Samarinda, infosatu.co – Program Sekolah Rakyat (SR) yang digulirkan pemerintah pusat mendapat tanggapan kritis dari Anggota Komisi IV DPRD Kota Samarinda Kalimantan Timur (Kaltim) Anhar.
Ia menilai pendekatan program tersebut tidak sejalan dengan prinsip keadilan sosial dalam pendidikan.
Menurut Anhar, penunjukan suatu wilayah sebagai lokasi Sekolah Rakyat seolah menegaskan bahwa daerah tersebut masih terjebak dalam lingkaran kemiskinan ekstrem.
“Ini bukan sesuatu yang bisa dibanggakan. Justru menjadi indikator bahwa ketimpangan sosial di daerah tersebut belum tertangani secara menyeluruh,” ujarnya.

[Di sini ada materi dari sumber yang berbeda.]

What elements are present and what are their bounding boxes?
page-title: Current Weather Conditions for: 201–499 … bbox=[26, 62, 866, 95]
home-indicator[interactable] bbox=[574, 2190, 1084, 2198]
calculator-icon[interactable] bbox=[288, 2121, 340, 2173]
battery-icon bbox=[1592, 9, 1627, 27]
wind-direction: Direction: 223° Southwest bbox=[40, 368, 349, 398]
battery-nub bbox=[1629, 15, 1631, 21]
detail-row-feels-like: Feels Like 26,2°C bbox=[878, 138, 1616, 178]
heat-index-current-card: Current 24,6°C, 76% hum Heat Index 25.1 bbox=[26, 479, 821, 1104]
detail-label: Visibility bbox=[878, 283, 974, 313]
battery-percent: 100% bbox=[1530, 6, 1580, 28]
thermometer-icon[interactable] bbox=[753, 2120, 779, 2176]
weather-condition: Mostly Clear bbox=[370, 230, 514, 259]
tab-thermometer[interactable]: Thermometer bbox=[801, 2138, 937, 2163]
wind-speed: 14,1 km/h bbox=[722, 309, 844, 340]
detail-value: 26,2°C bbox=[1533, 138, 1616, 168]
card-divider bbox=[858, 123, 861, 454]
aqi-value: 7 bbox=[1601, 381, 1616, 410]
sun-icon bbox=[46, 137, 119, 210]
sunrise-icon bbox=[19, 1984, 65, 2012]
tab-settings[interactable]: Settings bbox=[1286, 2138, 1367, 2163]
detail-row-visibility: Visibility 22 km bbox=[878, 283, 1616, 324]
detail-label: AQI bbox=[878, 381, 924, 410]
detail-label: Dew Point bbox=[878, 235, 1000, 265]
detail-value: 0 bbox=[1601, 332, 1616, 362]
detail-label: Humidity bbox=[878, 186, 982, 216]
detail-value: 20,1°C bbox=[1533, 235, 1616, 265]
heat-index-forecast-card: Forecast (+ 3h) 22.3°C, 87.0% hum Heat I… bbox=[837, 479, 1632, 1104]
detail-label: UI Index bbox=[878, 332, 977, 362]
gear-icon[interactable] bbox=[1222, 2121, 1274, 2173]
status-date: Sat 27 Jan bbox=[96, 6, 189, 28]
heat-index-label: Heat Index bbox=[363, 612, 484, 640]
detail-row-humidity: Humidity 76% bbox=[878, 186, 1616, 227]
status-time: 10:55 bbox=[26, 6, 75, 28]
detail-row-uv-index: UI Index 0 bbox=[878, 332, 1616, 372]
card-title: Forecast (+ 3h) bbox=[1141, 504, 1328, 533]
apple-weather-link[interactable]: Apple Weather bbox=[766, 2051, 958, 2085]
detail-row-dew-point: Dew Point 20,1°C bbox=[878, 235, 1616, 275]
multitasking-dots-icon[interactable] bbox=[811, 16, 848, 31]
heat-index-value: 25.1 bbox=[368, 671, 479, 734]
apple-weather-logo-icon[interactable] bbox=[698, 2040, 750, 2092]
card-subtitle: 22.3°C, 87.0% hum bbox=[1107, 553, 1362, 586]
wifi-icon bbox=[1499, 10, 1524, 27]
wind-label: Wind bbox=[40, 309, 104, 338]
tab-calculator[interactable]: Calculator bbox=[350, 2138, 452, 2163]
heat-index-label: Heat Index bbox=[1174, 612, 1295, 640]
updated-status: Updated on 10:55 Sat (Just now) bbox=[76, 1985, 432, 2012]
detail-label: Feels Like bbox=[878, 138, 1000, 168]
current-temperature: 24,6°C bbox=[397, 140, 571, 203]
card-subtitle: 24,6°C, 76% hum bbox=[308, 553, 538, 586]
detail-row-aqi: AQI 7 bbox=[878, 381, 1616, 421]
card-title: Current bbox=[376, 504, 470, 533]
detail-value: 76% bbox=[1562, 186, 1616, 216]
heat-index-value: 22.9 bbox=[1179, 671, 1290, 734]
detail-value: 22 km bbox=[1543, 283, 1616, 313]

Ia mengkritik strategi pemerintah yang secara terang-terangan memusatkan program tersebut hanya kepada warga miskin.
Bagi Anhar, pendekatan itu justru melanggengkan sekat-sekat sosial dan memberi label yang dapat mempermalukan kelompok tertentu.
“Konsep pendidikan harusnya membaurkan seluruh elemen masyarakat, bukan memisahkan berdasarkan kemampuan ekonomi,” tegas politisi PDI Perjuangan itu.
Lebih jauh, Anhar menilai jika tujuan utama program ini adalah memperluas akses pendidikan, maka pendekatannya harus lebih universal dan bebas diskriminasi.
Ia mencontohkan program pendidikan gratis yang digagas Pemprov Kaltim sebagai model yang lebih layak dicontoh.
“Program seperti Gratispol justru memberikan akses tanpa syarat status ekonomi. Semua berhak mendapatkan layanan pendidikan yang sama,” katanya.
Tak hanya soal pendekatan, Anhar juga menyoalkan efektivitas penggunaan anggaran negara dalam pembangunan sekolah baru untuk kelompok tertentu.
Ia berpendapat, daripada membangun sekolah dengan target terbatas, akan lebih efisien jika anggaran dialihkan ke dalam bentuk beasiswa langsung.
“Dana besar lebih baik diarahkan untuk bantuan tunai kepada siswa. Selain transparan, bantuan seperti ini juga lebih mudah diawasi dan langsung terasa manfaatnya,” ujarnya.
Ia mengingatkan, proyek fisik seperti pembangunan sekolah kerap menjadi celah penyelewengan anggaran.
Sebaliknya, bantuan beasiswa memiliki nominal yang pasti dan risiko korupsinya lebih kecil.
Anhar juga mengkritik penggunaan narasi ”bantuan pemerintah pusat” dalam peluncuran program tersebut.
Baginya, hal itu justru menjadi cermin bahwa pemerataan pendidikan di daerah masih jauh dari kata tuntas.
“Daripada jadi alat pencitraan, program seperti ini seharusnya menjadi evaluasi serius pemerintah pusat. Masih banyak daerah yang belum mendapatkan layanan pendidikan dasar yang layak,” terangnya.
Menutup pernyataannya, Anhar menyerukan agar kebijakan pendidikan di Indonesia tidak eksklusif bagi kelompok tertentu. Pendidikan tidak boleh menjadi ruang untuk mempertegas perbedaan sosial.
“Seluruh anak bangsa, tanpa memandang latar belakang ekonomi, punya hak yang sama untuk mengakses pendidikan yang bermutu,” pungkasnya.